Sturckow initiated a Rotational Pitch Maneuver just after 8 p.m. as the shuttle closed within 600 feet of the outpost. The eight-minute maneuver -- essentially a nose-over-tail backflip -- presented the underside of the orbiter to the station.

Station flight engineer Michael Barratt and outpost commander Gennady Padalka took high-resolution images of the heat shield tiles in an effort to detect an damage that might endanger the shuttle crew during atmospheric reentry.

The seven shuttle astronauts will join the six people aboard the station during a hatch-opening and welcome ceremony that is scheduled to take place just before 11 p.m. tonight.

You can watch the action live here in The Flame Trench. Click the NASA TV box on the right side of the page to launch our NASA TV viewer and live coverage. Be sure to refresh this page, too, for periodic updates.
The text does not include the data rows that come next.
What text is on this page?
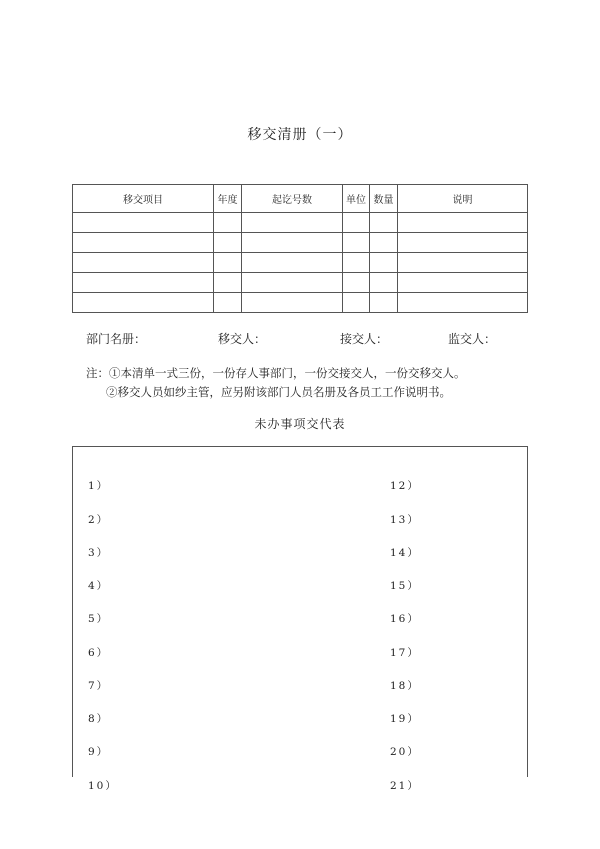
移交清册（一）
移交项目	年度	起讫号数	单位	数量	说明

部门名册：	移交人：	接交人：	监交人：
注：①本清单一式三份，一份存人事部门，一份交接交人，一份交移交人。
②移交人员如纱主管，应另附该部门人员名册及各员工工作说明书。
未办事项交代表
1）
2）
3）
4）
5）
6）
7）
8）
9）
10）
12）
13）
14）
15）
16）
17）
18）
19）
20）
21）
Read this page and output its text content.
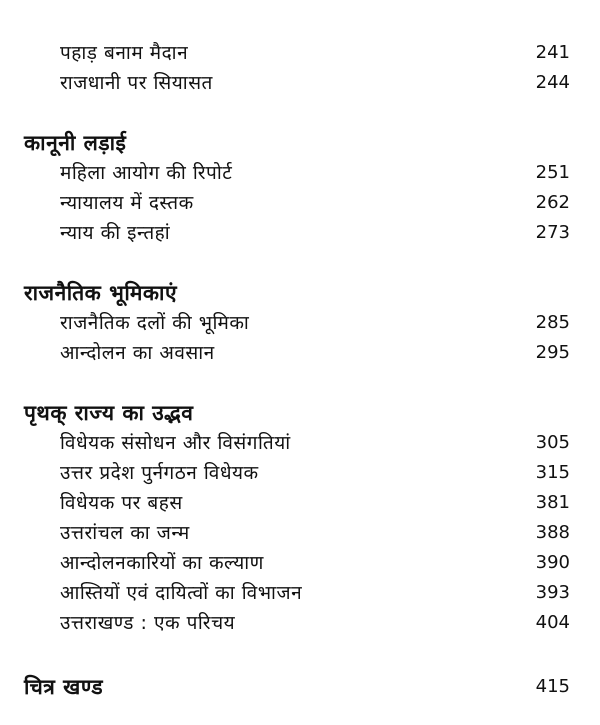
पहाड़ बनाम मैदान	241
राजधानी पर सियासत	244
कानूनी लड़ाई
महिला आयोग की रिपोर्ट	251
न्यायालय में दस्तक	262
न्याय की इन्तहां	273
राजनैतिक भूमिकाएं
राजनैतिक दलों की भूमिका	285
आन्दोलन का अवसान	295
पृथक् राज्य का उद्भव
विधेयक संसोधन और विसंगतियां	305
उत्तर प्रदेश पुर्नगठन विधेयक	315
विधेयक पर बहस	381
उत्तरांचल का जन्म	388
आन्दोलनकारियों का कल्याण	390
आस्तियों एवं दायित्वों का विभाजन	393
उत्तराखण्ड : एक परिचय	404
चित्र खण्ड	415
Sturckow's shuttle crew includes pilot Kevin Ford and mission specialists Patrick Forrester, Nicole Stott, Danny Olivas, Christer Fuglesang and Jose Hernandez.

Also aboard the station: Canadian astronaut Bob Thirsk, European spaceman Frank De Winne, Russian cosmonaut Roman Romanenko and U.S. astronaut Tim Kopra.

Kopra flew up on Endeavour in July and replaced Japanese astronaut Koichi Wakata. Stott will replace Kopra, who will fly back to Earth aboard Discovery after a 57-day round trip to the outpost.